When the rivers are so polluted with poisons that you can’t eat the fish, it’s undeniable that those agencies have failed to uphold our constitutional rights. Furthermore, the “don’t eat any fish” advisories aren’t even printed in the state’s fishing regulations. If you want to find out how toxic the fish in our rivers and lakes are you have to go to a Fish, Wildlife and Parks “consumption advisory” website — but be forewarned, you’re likely to be shocked.

It’s also worth remembering that whatever pollution limits Montana’s regulatory agencies allow have to be approved by the Environmental Protection Agency — which seems like it might be in for a name change, too, given the increasingly evident results that the environment is not being protected.

The unfortunate truth is that state and federal agencies are very reluctant to impose pollution limits on operating industrial facilities because commerce takes precedent over safety for the citizens, our lands, and waters. Instead, they spend millions trying to clean up the damage after the facilities shut down.

The current pushback by Montana’s politicians against new pollution limits for Colstrip’s dirty coal plants being just the latest case exposing the myth of state and/or federal government actually protecting its citizens or our environment.

And then there’s the Department of Environmental Quality approving yet another proposal to spray wastewater from the Big Sky pollution complex on the slopes. This despite the fact that the once-pristine Gallatin River now runs neon green with algae every summer, has been classified as “impaired,” and is in the early stages of a six-year study to try and figure out where the pollution is coming from — when there’s no place else for the nutrients, pharmaceuticals, fertilizers and pesticides to go except downslope to the Gallatin.

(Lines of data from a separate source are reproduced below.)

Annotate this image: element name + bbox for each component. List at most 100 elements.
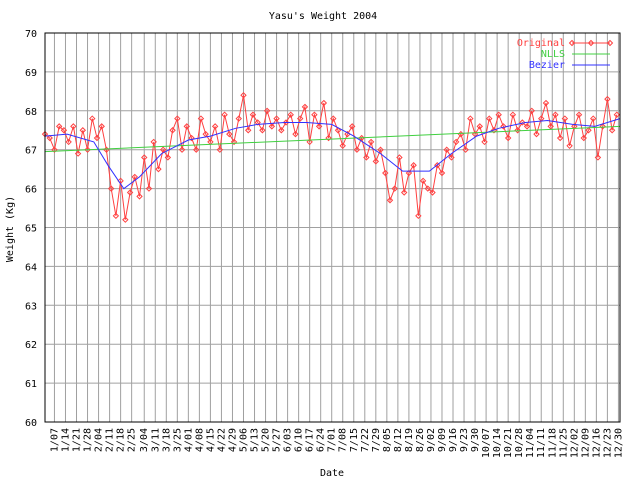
data-point <box>363 154 370 161</box>
data-point <box>93 134 101 142</box>
data-point <box>547 123 554 130</box>
data-point <box>585 127 592 134</box>
x-tick-label: 3/25 <box>172 428 183 452</box>
data-point <box>438 169 446 177</box>
x-tick-label: 7/29 <box>371 428 382 452</box>
data-point <box>226 130 233 138</box>
x-tick-label: 7/15 <box>349 428 360 452</box>
x-tick-label: 8/26 <box>415 428 426 452</box>
data-point <box>599 123 606 130</box>
data-point <box>434 162 441 169</box>
data-point <box>353 146 361 153</box>
data-point <box>126 189 134 196</box>
x-tick-label: 6/10 <box>294 428 305 452</box>
data-point <box>183 123 190 130</box>
data-point <box>155 165 162 173</box>
x-axis-label: Date <box>320 468 344 479</box>
y-tick-label: 69 <box>25 68 37 79</box>
data-point <box>79 127 87 134</box>
data-point <box>504 134 512 142</box>
plot-frame <box>44 32 621 423</box>
x-tick-label: 10/07 <box>481 428 492 458</box>
data-point <box>84 146 91 153</box>
x-tick-label: 4/15 <box>205 428 216 452</box>
data-point <box>575 111 583 118</box>
data-point <box>296 115 304 122</box>
x-tick-label: 7/22 <box>360 428 371 452</box>
data-point <box>590 115 597 122</box>
data-point <box>216 146 224 153</box>
data-point <box>405 169 413 177</box>
x-tick-label: 6/24 <box>316 428 327 452</box>
data-point <box>519 119 526 126</box>
x-tick-label: 2/04 <box>94 428 105 452</box>
data-point <box>391 185 398 192</box>
data-point <box>320 99 328 107</box>
x-tick-label: 6/03 <box>283 428 294 452</box>
y-tick-label: 66 <box>25 185 37 196</box>
data-point <box>448 154 455 161</box>
data-point <box>495 111 502 118</box>
data-point <box>70 123 77 130</box>
x-tick-label: 3/11 <box>150 428 161 452</box>
x-tick-label: 5/06 <box>238 428 249 452</box>
data-point <box>315 123 323 130</box>
data-point <box>221 111 228 118</box>
data-point <box>339 142 346 150</box>
data-point <box>164 154 172 161</box>
x-tick-label: 1/14 <box>60 428 71 452</box>
x-tick-label: 11/11 <box>536 428 547 458</box>
data-point <box>566 142 573 150</box>
x-tick-label: 3/18 <box>161 428 172 452</box>
data-point <box>60 127 68 134</box>
data-point <box>268 123 276 130</box>
data-point <box>382 169 389 177</box>
data-point <box>122 216 129 223</box>
data-point <box>159 146 167 153</box>
data-point <box>188 134 195 142</box>
data-point <box>348 123 356 130</box>
data-point <box>245 127 252 134</box>
data-point <box>211 123 219 130</box>
data-point <box>145 185 153 192</box>
x-tick-label: 3/04 <box>139 428 150 452</box>
data-point <box>419 177 427 185</box>
data-point <box>240 92 247 99</box>
legend-marker <box>606 39 614 47</box>
x-tick-label: 8/12 <box>393 428 404 452</box>
data-point <box>325 134 332 142</box>
x-tick-label: 12/02 <box>569 428 580 458</box>
x-tick-label: 10/14 <box>492 428 503 458</box>
legend-marker <box>568 39 576 47</box>
data-point <box>230 138 238 146</box>
data-point <box>528 107 535 115</box>
x-tick-label: 2/25 <box>127 428 138 452</box>
x-tick-label: 4/22 <box>216 428 227 452</box>
x-tick-label: 9/16 <box>448 428 459 452</box>
data-point <box>136 193 143 200</box>
legend-label-bezier: Bezier <box>529 60 565 71</box>
x-tick-label: 1/21 <box>72 428 83 452</box>
y-tick-label: 67 <box>25 146 37 157</box>
x-tick-label: 9/02 <box>426 428 437 452</box>
x-tick-label: 6/17 <box>305 428 316 452</box>
x-tick-label: 9/23 <box>459 428 470 452</box>
y-axis-label: Weight (Kg) <box>5 196 16 262</box>
x-tick-label: 10/21 <box>503 428 514 458</box>
data-point <box>481 138 488 146</box>
y-tick-label: 61 <box>25 379 37 390</box>
x-tick-label: 4/08 <box>194 428 205 452</box>
data-point <box>396 154 403 161</box>
data-point <box>74 150 82 157</box>
data-point <box>372 158 380 165</box>
data-point <box>112 212 120 220</box>
data-point <box>131 173 139 181</box>
data-point <box>556 134 564 142</box>
data-point <box>235 115 242 122</box>
x-tick-label: 11/18 <box>547 428 558 458</box>
data-point <box>608 127 616 134</box>
legend-label-nlls: NLLS <box>541 49 565 60</box>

The result is equally disgusting. Taxpayers now get dinged for millions of dollars in studies to try and figure out just how bad the damage is. Why? Because the “ounce of prevention is worth a pound of cure” adage has been ignored by our politicians and agencies — and now our children, rivers, fish and future all pay the ultimate price as the result of their dereliction of duty to regulate the industrial pollution that is poisoning us.